The tool will report structs that can be compacted. It can even rewrite your files automatically using the -fix flag, though you should review changes to ensure logical grouping isn't sacrificed too heavily for minor gains.
Optimisation Level 2: CPU Cache Line Optimisation
Reordering saves memory, but sometimes we need to add memory to save time. This brings us to Cache Line Optimisation.
Modern CPUs load data in lines (usually 64 bytes). If two independent variables sit on the same cache line and are updated by different processor cores simultaneously, the cores fight over the cache line. This phenomenon is called False Sharing.
Image credit: Diagram Placeholder - Illustration of False Sharing where two cores invalidate each other's cache lines.
The Scenario: Concurrent Counters
Imagine a struct tracking metrics for two distinct services, processed by separate goroutines:
type Metrics struct {
ServiceACount uint64
ServiceBCount uint64
}
These two fields are adjacent in memory.
- Core 1 updates
ServiceACount. It invalidates the cache line for Core 2. - Core 2 updates
ServiceBCount. It invalidates the cache line for Core 1. - The cache coherence protocol (MESI) forces the cores to communicate, drastically slowing down write operations.
The Solution: Padding for Isolation
To fix this, we force the fields onto separate cache lines by inserting padding.
import "golang.org/x/sys/cpu"
type OptimizedMetrics struct {
ServiceACount uint64
_ [56]byte // Padding to fill the 64-byte line (8 + 56 = 64)
ServiceBCount uint64
}
Note: In reality, cache line sizes can vary, but 64 bytes is the standard for x86-64. The _ [56]byte is a manual way to ensure ServiceBCount starts at offset 64 (assuming ServiceACount started at 0).
A more robust approach often used in high-performance libraries involves leveraging the cpu.CacheLinePad struct (if available in your architecture's support libraries) or defining a constant:
const CacheLineSize = 64
type OptimizedMetrics struct {
ServiceACount uint64
_ [CacheLineSize - 8]byte // Padding
ServiceBCount uint64
}
Benchmark: False Sharing
The performance impact is real.
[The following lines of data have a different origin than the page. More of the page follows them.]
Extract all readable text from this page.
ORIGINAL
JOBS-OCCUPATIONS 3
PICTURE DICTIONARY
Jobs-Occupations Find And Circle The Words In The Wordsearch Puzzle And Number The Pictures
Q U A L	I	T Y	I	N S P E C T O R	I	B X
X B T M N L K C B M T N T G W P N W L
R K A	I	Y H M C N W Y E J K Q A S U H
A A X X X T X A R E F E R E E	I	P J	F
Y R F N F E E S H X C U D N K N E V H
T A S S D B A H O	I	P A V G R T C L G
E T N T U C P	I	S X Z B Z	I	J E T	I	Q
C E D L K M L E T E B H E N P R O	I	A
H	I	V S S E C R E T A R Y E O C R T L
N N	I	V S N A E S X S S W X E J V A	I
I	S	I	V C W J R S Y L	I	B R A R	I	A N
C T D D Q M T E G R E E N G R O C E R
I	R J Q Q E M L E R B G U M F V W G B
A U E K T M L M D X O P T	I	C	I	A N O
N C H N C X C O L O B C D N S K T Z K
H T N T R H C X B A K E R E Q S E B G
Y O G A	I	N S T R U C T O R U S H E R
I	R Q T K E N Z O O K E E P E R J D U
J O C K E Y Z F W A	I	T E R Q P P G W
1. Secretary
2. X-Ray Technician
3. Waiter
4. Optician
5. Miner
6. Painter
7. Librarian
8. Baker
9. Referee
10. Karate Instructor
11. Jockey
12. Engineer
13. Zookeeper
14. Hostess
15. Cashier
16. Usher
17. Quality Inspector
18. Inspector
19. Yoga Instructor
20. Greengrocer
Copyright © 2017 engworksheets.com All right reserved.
Here is a conceptual comparison of throughput when incrementing counters concurrently:
| Strategy | Throughput (Ops/sec) |
|---|---|
| Packed (False Sharing) | ~15,000,000 |
| Padded (No False Sharing) | ~85,000,000 |
Note: Actual numbers vary by hardware, but 5x-10x improvements are common in write-heavy concurrent scenarios.
Common Pitfalls and Trade-offs
Optimisation is rarely free. Before you start rearranging every struct in your codebase, consider the trade-offs.
1. Readability vs. Efficiency
Logical grouping aids maintainability. Separating a ZipCode field from its Address struct just to save 2 bytes might confuse future developers.
- Rule: Optimise "hot" structs (those allocated in the millions) or long-lived data structures. Ignore one-off config structs.
2. Architecture Dependency
The sizes of int and uint depend on the architecture (32-bit vs 64-bit). Hardcoding padding based on specific sizes might break alignment on different architectures (e.g., WASM or embedded ARM).
- Tip: Use
int64/uint64explicitly if you need consistent sizing, or trustunsafe.Alignofif writing generic padding logic.
3. Pointer Alignment
Pointers are 8 bytes on 64-bit systems. If your struct contains pointers (including strings and slices), they also have alignment requirements. The Garbage Collector also scans these pointers; compacting them together can sometimes slightly improve GC scanning speed (due to locality), but this is a micro-optimization.
Summary
Memory layout in Go is a subtle art that balances hardware requirements with software abstraction.
- The Problem: The compiler adds padding to align fields to machine words, causing "holes" in your data.
- The Quick Win: Reorder fields from largest to smallest (pointers/
int64->int32->bool/byte). Usefieldalignmentto spot opportunities. - The High-Performance Play: Use padding (
_ [56]byte) to prevent false sharing on hot concurrent fields, ensuring they reside on different CPU cache lines.
By understanding these low-level details, you move from writing code that simply "works" to writing code that is sympathetic to the machine it runs on—efficient, compact, and blazingly fast.